Éclairage

La plaie de la capitale du Nord saigne au rythme de la Syrie

Comme annoncé, Tripoli est redevenue une arène de combats après le congé de l’Adha, face à l’impuissance générale. Les responsables ne prennent d’ailleurs plus la peine d’annoncer des plans de sécurité tant il est clair que sans une décision réelle (qui n’a rien à voir avec les déclarations d’appui aux forces de l’ordre), tous les soldats du Liban ne peuvent pas y ramener le calme.
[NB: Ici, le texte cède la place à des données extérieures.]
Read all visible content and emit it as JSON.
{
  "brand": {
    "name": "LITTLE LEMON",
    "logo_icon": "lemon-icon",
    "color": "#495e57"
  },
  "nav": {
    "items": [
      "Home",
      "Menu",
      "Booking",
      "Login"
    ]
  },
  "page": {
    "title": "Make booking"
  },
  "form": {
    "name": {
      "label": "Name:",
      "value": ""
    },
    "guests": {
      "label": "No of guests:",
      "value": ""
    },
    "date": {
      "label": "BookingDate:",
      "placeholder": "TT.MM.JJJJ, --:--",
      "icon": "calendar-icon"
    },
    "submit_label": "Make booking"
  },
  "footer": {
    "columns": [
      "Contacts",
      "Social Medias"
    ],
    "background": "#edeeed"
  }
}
Plus même, les combattants, ou ceux qu’on appelle désormais « les chefs des axes », se font photographier sans complexes, en train de tirer à visage découvert, sans craindre d’être arrêtés. Ils savent parfaitement que s’ils étaient arrêtés, ils seraient relâchés le lendemain pour cause de pressions « sunnites » ou « alaouito-chiites ». La ville est ainsi sacrifiée sur l’autel de la crise syrienne et des complications régionales et internationales.

 

À défaut de provoquer une guerre généralisée, faute de protagonistes – les deux grandes formations libanaises capables de faire basculer le pays dans le chaos, à savoir le Hezbollah et le courant du Futur, n’étant pas désireuses de transposer leurs divergences profondes sur le terrain –, les conflits régionaux et internationaux se traduisent au Liban par des charges explosives qui circuleraient dans plusieurs régions, des incidents rapidement circonscrits, le flot de réfugiés syriens... et la plaie béante de Tripoli.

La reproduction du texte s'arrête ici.